Preuve que Pierre Messmer ne s'était pas laissé décourager par les aléas... il tiendra ce discours qui associera dans l'histoire l'aéroport de Roissy à l'avion supersonique :
Les voyages aériens correspondent aux goûts, aux rêves et aux besoins des hommes. Par ces baies, nous pouvons voir se profiler Concorde. Cet aéroport et cet avion ne sont pas liés seulement par la beauté de leurs lignes : l’un et l’autre expriment une même ambition, celle d’un pays qui a voulu d’abord, qui a appris ensuite, à épouser son siècle.
Dans cette même émission, Paul Andreu parlait aussi de ses dessins, cassant l'idée reçue d'un croquis qui, pour l'aéroport de Roissy, aurait fait office de révélation : “C’est une approche beaucoup plus lente, par paliers.

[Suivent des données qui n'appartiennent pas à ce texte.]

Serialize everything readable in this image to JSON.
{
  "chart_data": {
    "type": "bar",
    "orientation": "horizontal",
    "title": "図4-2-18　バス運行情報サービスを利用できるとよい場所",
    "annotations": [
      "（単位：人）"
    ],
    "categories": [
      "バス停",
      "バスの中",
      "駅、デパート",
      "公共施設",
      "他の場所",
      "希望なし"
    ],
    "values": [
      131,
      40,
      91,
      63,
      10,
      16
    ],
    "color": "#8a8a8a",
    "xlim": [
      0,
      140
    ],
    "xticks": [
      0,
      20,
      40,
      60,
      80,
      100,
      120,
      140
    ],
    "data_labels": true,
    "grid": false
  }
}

Quand vous regardez en arrière, vous voyez bien le moment où les choses sont venues, mais sur le moment, vous ne le voyez pas, vous êtes dans un certain inconfort, une certaine tension, et il faut beaucoup de discernement pour arriver à voir ce qu’il se passe, ce qui est bien. Et vous ne l’avez pas forcément le jour même, ni même huit jours après."
"Je voudrais passionnément que les gens qui entrent dans mes bâtiments se sentent libres de leurs sentiments"

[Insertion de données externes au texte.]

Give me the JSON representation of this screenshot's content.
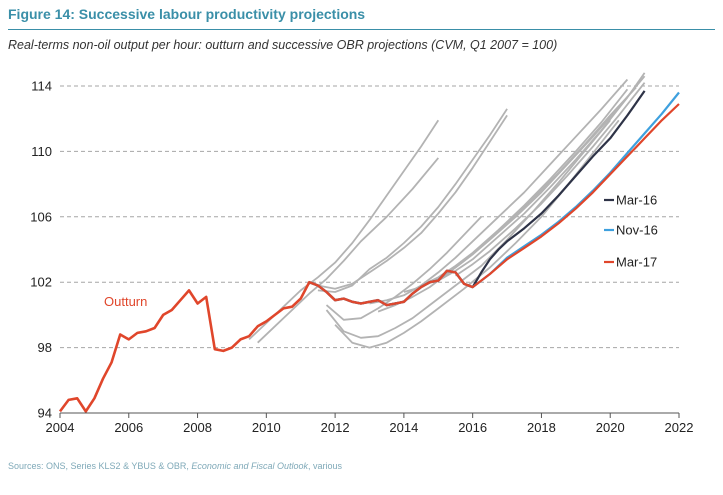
{
  "figure": {
    "title": "Figure 14:  Successive labour productivity projections",
    "subtitle": "Real-terms non-oil output per hour: outturn and successive OBR projections (CVM, Q1 2007 = 100)",
    "source_prefix": "Sources: ",
    "source_text": "ONS, Series KLS2 & YBUS & OBR, ",
    "source_italic": "Economic and Fiscal Outlook",
    "source_suffix": ", various"
  },
  "chart_data": {
    "type": "line",
    "title": "Successive labour productivity projections",
    "xlabel": "",
    "ylabel": "",
    "xlim": [
      2004,
      2022
    ],
    "ylim": [
      94,
      115
    ],
    "xticks": [
      "2004",
      "2006",
      "2008",
      "2010",
      "2012",
      "2014",
      "2016",
      "2018",
      "2020",
      "2022"
    ],
    "yticks": [
      "94",
      "98",
      "102",
      "106",
      "110",
      "114"
    ],
    "grid": "horizontal-dashed",
    "legend_position": "right",
    "colors": {
      "outturn": "#e0462b",
      "mar16": "#2e3347",
      "nov16": "#3ea0de",
      "mar17": "#e0462b",
      "past": "#b3b3b3"
    },
    "outturn_label": "Outturn",
    "outturn": {
      "x": [
        2004.0,
        2004.25,
        2004.5,
        2004.75,
        2005.0,
        2005.25,
        2005.5,
        2005.75,
        2006.0,
        2006.25,
        2006.5,
        2006.75,
        2007.0,
        2007.25,
        2007.5,
        2007.75,
        2008.0,
        2008.25,
        2008.5,
        2008.75,
        2009.0,
        2009.25,
        2009.5,
        2009.75,
        2010.0,
        2010.25,
        2010.5,
        2010.75,
        2011.0,
        2011.25,
        2011.5,
        2011.75,
        2012.0,
        2012.25,
        2012.5,
        2012.75,
        2013.0,
        2013.25,
        2013.5,
        2013.75,
        2014.0,
        2014.25,
        2014.5,
        2014.75,
        2015.0,
        2015.25,
        2015.5,
        2015.75,
        2016.0
      ],
      "y": [
        94.1,
        94.8,
        94.9,
        94.1,
        94.9,
        96.1,
        97.1,
        98.8,
        98.5,
        98.9,
        99.0,
        99.2,
        100.0,
        100.3,
        100.9,
        101.5,
        100.7,
        101.1,
        97.9,
        97.8,
        98.0,
        98.5,
        98.7,
        99.3,
        99.6,
        100.0,
        100.4,
        100.5,
        101.0,
        102.0,
        101.8,
        101.4,
        100.9,
        101.0,
        100.8,
        100.7,
        100.8,
        100.9,
        100.6,
        100.7,
        100.8,
        101.3,
        101.7,
        102.0,
        102.1,
        102.7,
        102.6,
        101.9,
        101.7
      ]
    },
    "series": [
      {
        "name": "Mar-16",
        "x": [
          2016.0,
          2016.25,
          2016.5,
          2016.75,
          2017.0,
          2017.5,
          2018.0,
          2018.5,
          2019.0,
          2019.5,
          2020.0,
          2020.5,
          2021.0
        ],
        "y": [
          101.6,
          102.6,
          103.4,
          104.0,
          104.5,
          105.3,
          106.2,
          107.3,
          108.5,
          109.7,
          110.8,
          112.2,
          113.7
        ]
      },
      {
        "name": "Nov-16",
        "x": [
          2016.0,
          2016.5,
          2017.0,
          2017.5,
          2018.0,
          2018.5,
          2019.0,
          2019.5,
          2020.0,
          2020.5,
          2021.0,
          2021.5,
          2022.0
        ],
        "y": [
          101.7,
          102.5,
          103.5,
          104.2,
          104.9,
          105.7,
          106.6,
          107.6,
          108.7,
          109.9,
          111.1,
          112.3,
          113.6
        ]
      },
      {
        "name": "Mar-17",
        "x": [
          2016.0,
          2016.5,
          2017.0,
          2017.5,
          2018.0,
          2018.5,
          2019.0,
          2019.5,
          2020.0,
          2020.5,
          2021.0,
          2021.5,
          2022.0
        ],
        "y": [
          101.7,
          102.5,
          103.4,
          104.1,
          104.8,
          105.6,
          106.5,
          107.5,
          108.6,
          109.7,
          110.8,
          111.9,
          112.9
        ]
      }
    ],
    "past_projections": [
      {
        "x": [
          2009.5,
          2010.0,
          2010.5,
          2011.0,
          2011.5,
          2012.0,
          2012.5,
          2013.0,
          2013.5,
          2014.0,
          2014.5,
          2015.0
        ],
        "y": [
          98.5,
          99.5,
          100.5,
          101.5,
          102.3,
          103.2,
          104.4,
          105.8,
          107.3,
          108.8,
          110.3,
          111.9
        ]
      },
      {
        "x": [
          2009.75,
          2010.25,
          2010.75,
          2011.25,
          2011.75,
          2012.25,
          2012.75,
          2013.5,
          2014.25,
          2015.0
        ],
        "y": [
          98.3,
          99.3,
          100.3,
          101.3,
          102.2,
          103.3,
          104.5,
          106.0,
          107.7,
          109.6
        ]
      },
      {
        "x": [
          2011.5,
          2012.0,
          2012.5,
          2013.0,
          2013.5,
          2014.0,
          2014.5,
          2015.0,
          2015.5,
          2016.0,
          2016.5,
          2017.0
        ],
        "y": [
          101.5,
          101.4,
          101.8,
          102.8,
          103.5,
          104.4,
          105.4,
          106.6,
          108.0,
          109.5,
          111.0,
          112.6
        ]
      },
      {
        "x": [
          2011.5,
          2012.0,
          2012.5,
          2013.0,
          2013.5,
          2014.0,
          2014.5,
          2015.0,
          2015.5,
          2016.0,
          2016.5,
          2017.0
        ],
        "y": [
          101.8,
          101.6,
          101.9,
          102.6,
          103.3,
          104.1,
          105.0,
          106.2,
          107.5,
          109.0,
          110.6,
          112.2
        ]
      },
      {
        "x": [
          2011.75,
          2012.25,
          2012.75,
          2013.25,
          2013.75,
          2014.25,
          2014.75,
          2015.25,
          2015.75,
          2016.25
        ],
        "y": [
          100.6,
          99.7,
          99.8,
          100.4,
          101.1,
          101.9,
          102.8,
          103.8,
          104.9,
          106.0
        ]
      },
      {
        "x": [
          2011.75,
          2012.25,
          2012.75,
          2013.25,
          2013.75,
          2014.25,
          2014.75,
          2015.5,
          2016.25,
          2017.0,
          2017.75,
          2018.5,
          2019.25,
          2020.0
        ],
        "y": [
          100.3,
          99.0,
          98.6,
          98.7,
          99.2,
          99.8,
          100.6,
          101.8,
          103.0,
          104.6,
          106.3,
          108.1,
          110.0,
          111.9
        ]
      },
      {
        "x": [
          2012.0,
          2012.5,
          2013.0,
          2013.5,
          2014.0,
          2014.5,
          2015.0,
          2015.75,
          2016.5,
          2017.25,
          2018.0,
          2018.75,
          2019.5,
          2020.25
        ],
        "y": [
          99.4,
          98.3,
          98.0,
          98.3,
          98.9,
          99.6,
          100.4,
          101.6,
          102.9,
          104.4,
          106.0,
          107.9,
          109.9,
          111.9
        ]
      },
      {
        "x": [
          2013.0,
          2013.5,
          2014.0,
          2014.5,
          2015.0,
          2015.5,
          2016.0,
          2016.75,
          2017.5,
          2018.25,
          2019.0,
          2019.75,
          2020.5
        ],
        "y": [
          100.7,
          100.9,
          101.2,
          101.8,
          102.6,
          103.5,
          104.5,
          106.0,
          107.5,
          109.2,
          110.9,
          112.6,
          114.4
        ]
      },
      {
        "x": [
          2013.25,
          2013.75,
          2014.25,
          2014.75,
          2015.25,
          2015.75,
          2016.25,
          2017.0,
          2017.75,
          2018.5,
          2019.25,
          2020.0,
          2020.75
        ],
        "y": [
          100.2,
          100.6,
          101.1,
          101.7,
          102.5,
          103.3,
          104.2,
          105.6,
          107.1,
          108.7,
          110.4,
          112.2,
          113.9
        ]
      },
      {
        "x": [
          2014.0,
          2014.5,
          2015.0,
          2015.5,
          2016.0,
          2016.5,
          2017.25,
          2018.0,
          2018.75,
          2019.5,
          2020.25,
          2021.0
        ],
        "y": [
          101.4,
          101.7,
          102.2,
          102.9,
          103.7,
          104.6,
          106.0,
          107.5,
          109.2,
          110.9,
          112.7,
          114.6
        ]
      },
      {
        "x": [
          2014.5,
          2015.0,
          2015.5,
          2016.0,
          2016.75,
          2017.5,
          2018.25,
          2019.0,
          2019.75,
          2020.5
        ],
        "y": [
          101.8,
          102.3,
          103.0,
          103.8,
          105.2,
          106.7,
          108.3,
          110.0,
          111.8,
          113.8
        ]
      },
      {
        "x": [
          2015.0,
          2015.5,
          2016.0,
          2016.75,
          2017.5,
          2018.25,
          2019.0,
          2019.75,
          2020.5,
          2021.0
        ],
        "y": [
          102.1,
          102.7,
          103.4,
          104.8,
          106.2,
          107.8,
          109.5,
          111.3,
          113.3,
          114.8
        ]
      },
      {
        "x": [
          2015.5,
          2016.0,
          2016.5,
          2017.25,
          2018.0,
          2018.75,
          2019.5,
          2020.25,
          2021.0
        ],
        "y": [
          102.4,
          103.1,
          103.9,
          105.3,
          106.8,
          108.5,
          110.3,
          112.2,
          114.2
        ]
      }
    ]
  }
}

De sa belle prose, Pierre Andreu confiait qu'il n'avait pas pour ambition, dans son travail, de susciter chez les gens des sentiments émerveillés par rapport à son architecture. Il se voyait plutôt comme "un constructeur de serres, où on met les plantes pour qu’elles grandissent" :
Bien sûr les espaces sont contraignants, mais [les gens] peuvent les aimer, ne pas les aimer, s’y opposer... pourvu que leurs sentiments grandissent, quels qu’ils soient. Les leurs, pas les miens.
Enfin, il évoquait aussi son autre grand oeuvre, le Grand Théâtre national de Pékin. Paul Andreu avait choisi d'entourer ce grand dôme de titane, inauguré en 2007, d'une pièce d'eau sous laquelle les visiteurs devaient passer pour entrer. Car pour l'architecte tout juste disparu, le concept de passage était capital :
L’aéroport c’est le passage de la terre à l’air, l’opéra c’est le passage de la vie courante à celle de la fiction, qui est plus vraie que la vraie d’ailleurs, souvent. Donc mon travail c’est d’abord de faire que tous ces espaces qui vont de la rue, du moment où l’on pénètre, jusqu’au moment où on va s’asseoir dans une salle d’opéra, soit un moment de création et de liberté. Que les gens soient passés de l’un à l’autre le plus sereinement possible et en respirant le plus profondément possible.